Si le film s’embourbe dans d’innombrables références littéraires et philosophiques qui manquent de transformer le film en dissertation surchargée, The Addiction est, en fait, d’une simplicité confondante : l’histoire d’un récit initiatique, d’une jeune femme qui, par étapes, se convertit au cinéma d’Abel Ferrara et délaisse la théorie pour la praxis.
L’étudiante poursuit sa thèse mais préfère, aux heures passées à la bibliothèque, un autre savoir qui l’attend dehors – dans l’idée très nietzschéenne que toute conception philosophique est toujours une émanation du corps.
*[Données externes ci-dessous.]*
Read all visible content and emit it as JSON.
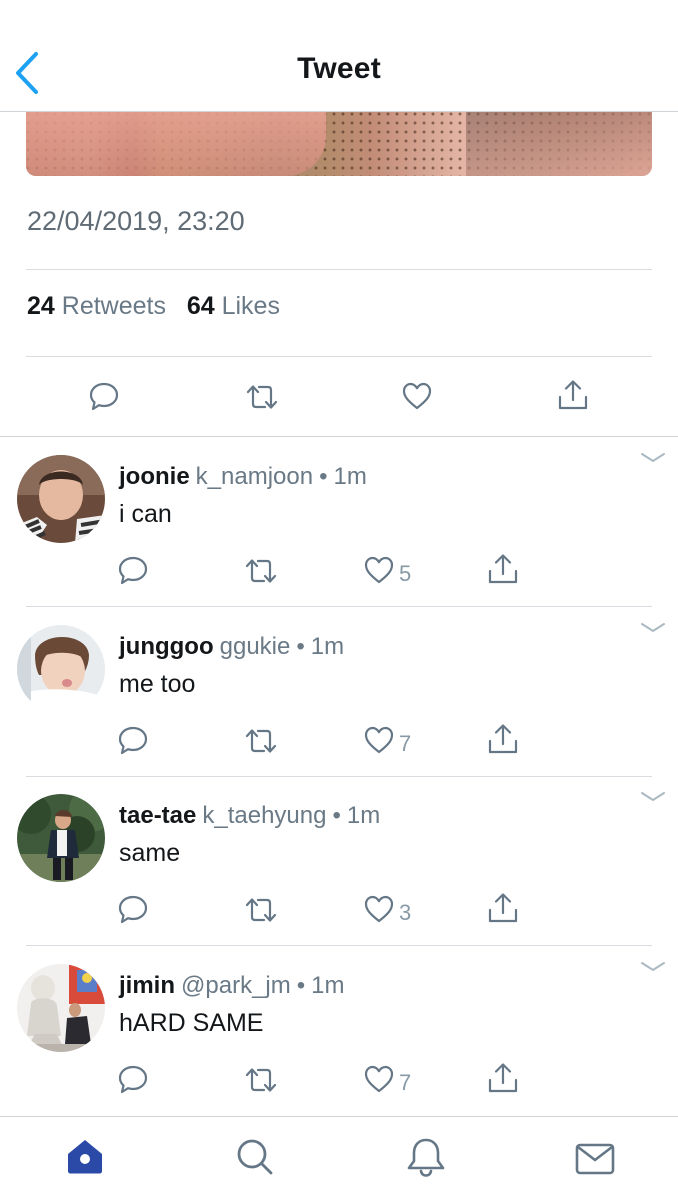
{
  "header": {
    "title": "Tweet",
    "back_icon": "chevron-left-icon",
    "accent_color": "#1da1f2"
  },
  "tweet": {
    "timestamp": "22/04/2019, 23:20",
    "retweets_count": "24",
    "retweets_label": "Retweets",
    "likes_count": "64",
    "likes_label": "Likes",
    "actions": [
      "reply-icon",
      "retweet-icon",
      "like-icon",
      "share-icon"
    ]
  },
  "replies": [
    {
      "name": "joonie",
      "handle": "k_namjoon",
      "dot": "•",
      "time": "1m",
      "text": "i can",
      "likes": "5"
    },
    {
      "name": "junggoo",
      "handle": "ggukie",
      "dot": "•",
      "time": "1m",
      "text": "me too",
      "likes": "7"
    },
    {
      "name": "tae-tae",
      "handle": "k_taehyung",
      "dot": "•",
      "time": "1m",
      "text": "same",
      "likes": "3"
    },
    {
      "name": "jimin",
      "handle": "@park_jm",
      "dot": "•",
      "time": "1m",
      "text": "hARD SAME",
      "likes": "7"
    }
  ],
  "tabbar": {
    "items": [
      "home-icon",
      "search-icon",
      "notifications-icon",
      "messages-icon"
    ],
    "active_color": "#2b4aa8",
    "inactive_color": "#8899a6"
  }
}
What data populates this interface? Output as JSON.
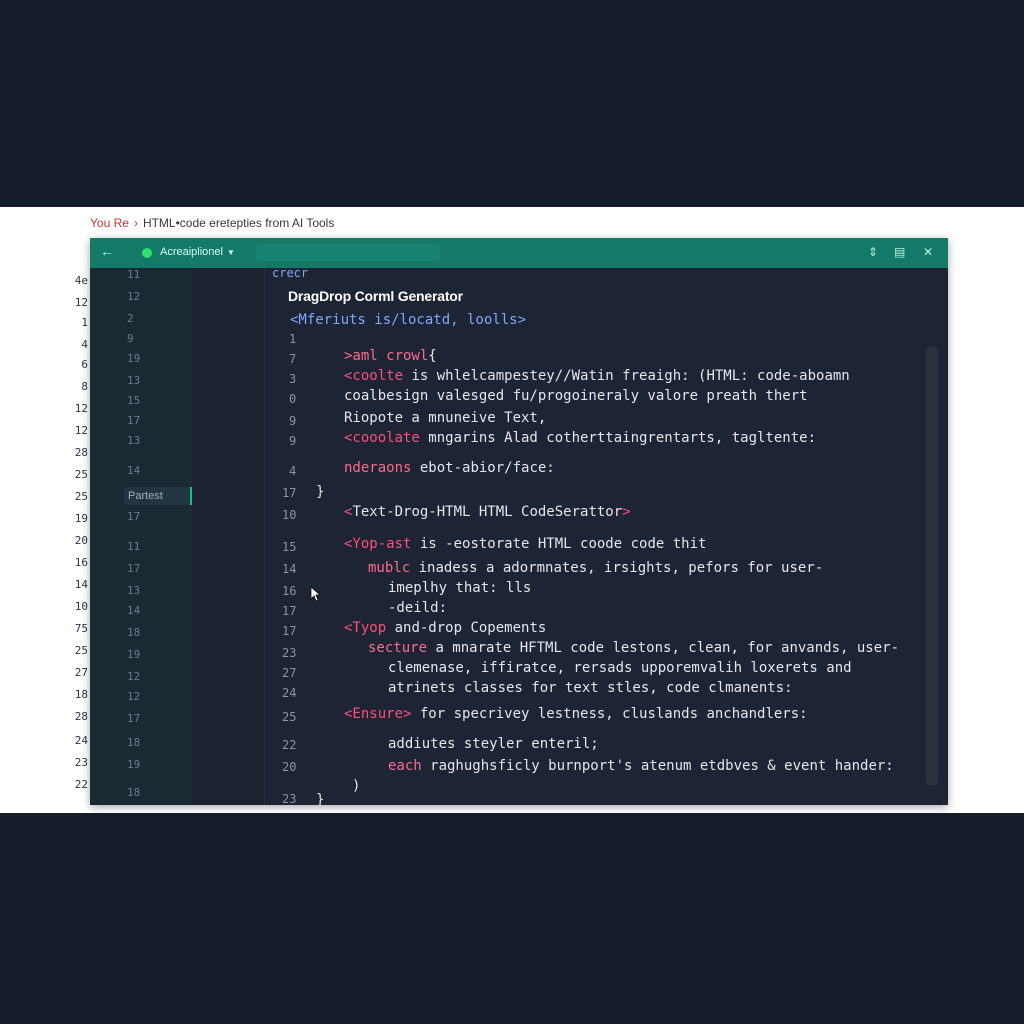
{
  "breadcrumb": {
    "first": "You Re",
    "separator": "›",
    "title": "HTML•code eretepties from AI Tools"
  },
  "window": {
    "tab_label": "Acreaiplionel",
    "gutter_tab": "Partest",
    "section_title": "DragDrop Corml Generator",
    "header_word": "crecr"
  },
  "outer_gutter": [
    "4e",
    "12",
    "1",
    "4",
    "6",
    "8",
    "12",
    "12",
    "28",
    "25",
    "25",
    "19",
    "20",
    "16",
    "14",
    "10",
    "75",
    "25",
    "27",
    "18",
    "28",
    "24",
    "23",
    "22"
  ],
  "inner_gutter": [
    "11",
    "12",
    "2",
    "9",
    "19",
    "13",
    "15",
    "17",
    "13",
    "14",
    "17",
    "11",
    "17",
    "13",
    "14",
    "18",
    "19",
    "12",
    "12",
    "17",
    "18",
    "19",
    "18"
  ],
  "code_nums": [
    "1",
    "7",
    "3",
    "0",
    "9",
    "9",
    "4",
    "17",
    "10",
    "15",
    "14",
    "16",
    "17",
    "17",
    "23",
    "27",
    "24",
    "25",
    "22",
    "20",
    "23"
  ],
  "code_lines": [
    {
      "parts": [
        {
          "t": "<Mferiuts is/locatd, loolls>",
          "c": "blue"
        }
      ]
    },
    {
      "parts": [
        {
          "t": ">aml crowl",
          "c": "kw"
        },
        {
          "t": "{",
          "c": "brace"
        }
      ]
    },
    {
      "parts": [
        {
          "t": "<coolte",
          "c": "tag"
        },
        {
          "t": " is whlelcampestey//Watin freaigh: (HTML: code-aboamn",
          "c": ""
        }
      ]
    },
    {
      "parts": [
        {
          "t": "coalbesign valesged fu/progoineraly valore preath thert",
          "c": ""
        }
      ]
    },
    {
      "parts": [
        {
          "t": "Riopote a mnuneive Text,",
          "c": ""
        }
      ]
    },
    {
      "parts": [
        {
          "t": "<cooolate",
          "c": "tag"
        },
        {
          "t": " mngarins Alad cotherttaingrentarts, tagltente:",
          "c": ""
        }
      ]
    },
    {
      "parts": [
        {
          "t": "nderaons",
          "c": "kw"
        },
        {
          "t": " ebot-abior/face:",
          "c": ""
        }
      ]
    },
    {
      "parts": [
        {
          "t": "}",
          "c": "brace"
        }
      ]
    },
    {
      "parts": [
        {
          "t": "<",
          "c": "tag"
        },
        {
          "t": "Text-Drog-HTML HTML CodeSerattor",
          "c": ""
        },
        {
          "t": ">",
          "c": "tag"
        }
      ]
    },
    {
      "parts": [
        {
          "t": "<Yop-ast",
          "c": "tag"
        },
        {
          "t": " is -eostorate HTML coode code thit",
          "c": ""
        }
      ]
    },
    {
      "parts": [
        {
          "t": "mublc",
          "c": "kw"
        },
        {
          "t": " inadess a adormnates, irsights, pefors for user-",
          "c": ""
        }
      ]
    },
    {
      "parts": [
        {
          "t": "imeplhy that: lls",
          "c": ""
        }
      ]
    },
    {
      "parts": [
        {
          "t": "-deild:",
          "c": ""
        }
      ]
    },
    {
      "parts": [
        {
          "t": "<Tyop",
          "c": "tag"
        },
        {
          "t": " and-drop Copements",
          "c": ""
        }
      ]
    },
    {
      "parts": [
        {
          "t": "secture",
          "c": "kw"
        },
        {
          "t": " a mnarate HFTML code lestons, clean, for anvands, user-",
          "c": ""
        }
      ]
    },
    {
      "parts": [
        {
          "t": "clemenase, iffiratce, rersads upporemvalih loxerets and",
          "c": ""
        }
      ]
    },
    {
      "parts": [
        {
          "t": "atrinets classes for text stles, code clmanents:",
          "c": ""
        }
      ]
    },
    {
      "parts": [
        {
          "t": "<Ensure>",
          "c": "tag"
        },
        {
          "t": " for specrivey lestness, cluslands anchandlers:",
          "c": ""
        }
      ]
    },
    {
      "parts": [
        {
          "t": "addiutes steyler enteril;",
          "c": ""
        }
      ]
    },
    {
      "parts": [
        {
          "t": "each",
          "c": "kw"
        },
        {
          "t": " raghughsficly burnport's atenum etdbves & event hander:",
          "c": ""
        }
      ]
    },
    {
      "parts": [
        {
          "t": ")",
          "c": "brace"
        }
      ]
    },
    {
      "parts": [
        {
          "t": "}",
          "c": "brace"
        }
      ]
    }
  ],
  "icons": {
    "back": "arrow-left-icon",
    "toolbar": [
      "pin-icon",
      "panel-icon",
      "close-icon"
    ]
  },
  "colors": {
    "titlebar": "#127a67",
    "editor_bg": "#1d2434",
    "tag": "#ff4f7a",
    "accent_green": "#2de36a"
  }
}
Chez Ferrara, la faim fait figure de boussole, guide le récit, provoque les collisions avec d’autres chairs
Kathleen développe alors un rapport érotisé à tout : aux autres, au mal, à la culpabilité, à New York. Elle plonge par-delà bien et mal, dans cette zone d’intensité où tous les rapports sont régis par cet affect amoral et ferrarien qu’est la faim. Chez Ferrara, cette grande faim fait figure de boussole, guide le récit, provoque les collisions avec d’autres chairs. Sous le poids du manque, le corps de Kathleen se tord, convulse, se contorsionne, comme celui d’Harvey Keitel avant elle, déchirée entre volupté et supplice.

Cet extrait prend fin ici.